Array Block and Cyclic Partitioning 
====================================

This example shows how to use array block and cyclic partitioning to improve performance of a kernel

**KEY CONCEPTS:** `Kernel Optimization <https://docs.xilinx.com/r/en-US/ug1393-vitis-application-acceleration/Optimizing-Data-Movement>`__, Array Partitioning, `Block Partition <https://docs.xilinx.com/r/en-US/ug1399-vitis-hls/pragma-HLS-array_partition>`__, `Cyclic Partition <https://docs.xilinx.com/r/en-US/ug1399-vitis-hls/pragma-HLS-array_partition>`__

**KEYWORDS:** `#pragma HLS ARRAY_PARTITION <https://docs.xilinx.com/r/en-US/ug1399-vitis-hls/pragma-HLS-array_partition>`__, `cyclic <https://docs.xilinx.com/r/en-US/ug1399-vitis-hls/pragma-HLS-array_partition>`__, `block <https://docs.xilinx.com/r/en-US/ug1399-vitis-hls/pragma-HLS-array_partition>`__, `factor <https://docs.xilinx.com/r/en-US/ug1399-vitis-hls/pragma-HLS-array_partition>`__, `dim <https://docs.xilinx.com/r/en-US/ug1399-vitis-hls/pragma-HLS-array_partition>`__


This example demonstrates how to use array ``block`` and ``cyclic``
partitioning to improve the performance of the kernel. Matrix
multiplication is performed in this example which would require repeated
access to rows of former matrix and columns of latter. Array can be
partitioned across different dimensions to reduce the latency of these
transfers.

``#pragma HLS ARRAY_PARTITION`` is used to partition an array into
multiple smaller arrays with more number of ports for read and write
operations. This results in improved throughput of the design.

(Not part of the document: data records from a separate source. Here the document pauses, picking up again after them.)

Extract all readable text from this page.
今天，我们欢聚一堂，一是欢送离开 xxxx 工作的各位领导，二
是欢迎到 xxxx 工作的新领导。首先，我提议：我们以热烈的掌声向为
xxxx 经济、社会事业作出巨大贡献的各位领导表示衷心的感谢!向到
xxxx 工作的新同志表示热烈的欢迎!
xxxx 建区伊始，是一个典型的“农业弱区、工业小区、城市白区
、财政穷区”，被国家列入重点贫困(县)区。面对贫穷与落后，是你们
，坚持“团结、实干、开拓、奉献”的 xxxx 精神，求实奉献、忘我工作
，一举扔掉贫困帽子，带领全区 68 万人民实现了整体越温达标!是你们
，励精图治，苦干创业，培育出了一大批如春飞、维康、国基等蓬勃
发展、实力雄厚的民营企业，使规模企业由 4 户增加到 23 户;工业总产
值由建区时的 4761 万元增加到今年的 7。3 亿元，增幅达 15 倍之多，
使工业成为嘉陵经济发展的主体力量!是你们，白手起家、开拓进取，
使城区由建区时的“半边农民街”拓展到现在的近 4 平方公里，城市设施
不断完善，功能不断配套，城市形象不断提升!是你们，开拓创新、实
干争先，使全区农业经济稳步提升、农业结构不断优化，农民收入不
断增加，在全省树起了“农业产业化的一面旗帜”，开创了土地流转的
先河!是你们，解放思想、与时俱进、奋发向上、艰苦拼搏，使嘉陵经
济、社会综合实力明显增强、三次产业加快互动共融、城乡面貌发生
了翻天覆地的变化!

Arrays can be partitioned in three ways, ``cyclic`` where elements are
put into smaller arrays one by one in the interleaved manner untill the
whole array is partitioned, ``block`` where elements are put into
smaller arrays from continuous blocks of original array(number of
smaller arrays is defined by ``factor``) and ``complete`` where array is
decomposed into individual elements each having own read/write ports.

.. code:: cpp

   #pragma HLS ARRAY_PARTITION variable = A dim = 1 cyclic factor = 16
   #pragma HLS ARRAY_PARTITION variable = B dim = 1 block factor = 16

Following is the log reported while running the design on U250 platform:

::

   Found Platform
   Platform Name: Xilinx
   INFO: Reading ./build_dir.hw.xilinx_u250_gen3x16_xdma_4_1_202210_1/matmul.xclbin
   Loading: './build_dir.hw.xilinx_u250_gen3x16_xdma_4_1_202210_1/matmul.xclbin'
   Trying to program device[0]: xilinx_u250_gen3x16_xdma_shell_3_1
   Device[0]: program successful!
   |-------------------------+-------------------------|
   | Kernel                  |    Wall-Clock Time (ns) |
   |-------------------------+-------------------------|
   | matmul: naive           |                   20496 |
   | matmul: partition       |                     866 |
   |-------------------------+-------------------------|
   | Speedup                 |                  23.664 |
   |-------------------------+-------------------------|
   Note: Wall Clock Time is meaningful for real hardware execution only, not for emulation.
   Please refer to profile summary for kernel execution time for hardware emulation.
   TEST PASSED

**EXCLUDED PLATFORMS:** 

 - All NoDMA Platforms, i.e u50 nodma etc
 - Versal DFX platform

DESIGN FILES
------------

Application code is located in the src directory. Accelerator binary files will be compiled to the xclbin directory. The xclbin directory is required by the Makefile and its contents will be filled during compilation. A listing of all the files in this example is shown below

::

   src/host.cpp
   src/matmul.cpp
   src/matmul_partition.cpp
   
Access these files in the github repo by `clicking here <https://github.com/Xilinx/Vitis_Accel_Examples/tree/master/cpp_kernels/partition_cyclicblock>`__.

COMMAND LINE ARGUMENTS
----------------------

Once the environment has been configured, the application can be executed by

::

   ./partition_cyclicblock <matmul XCLBIN>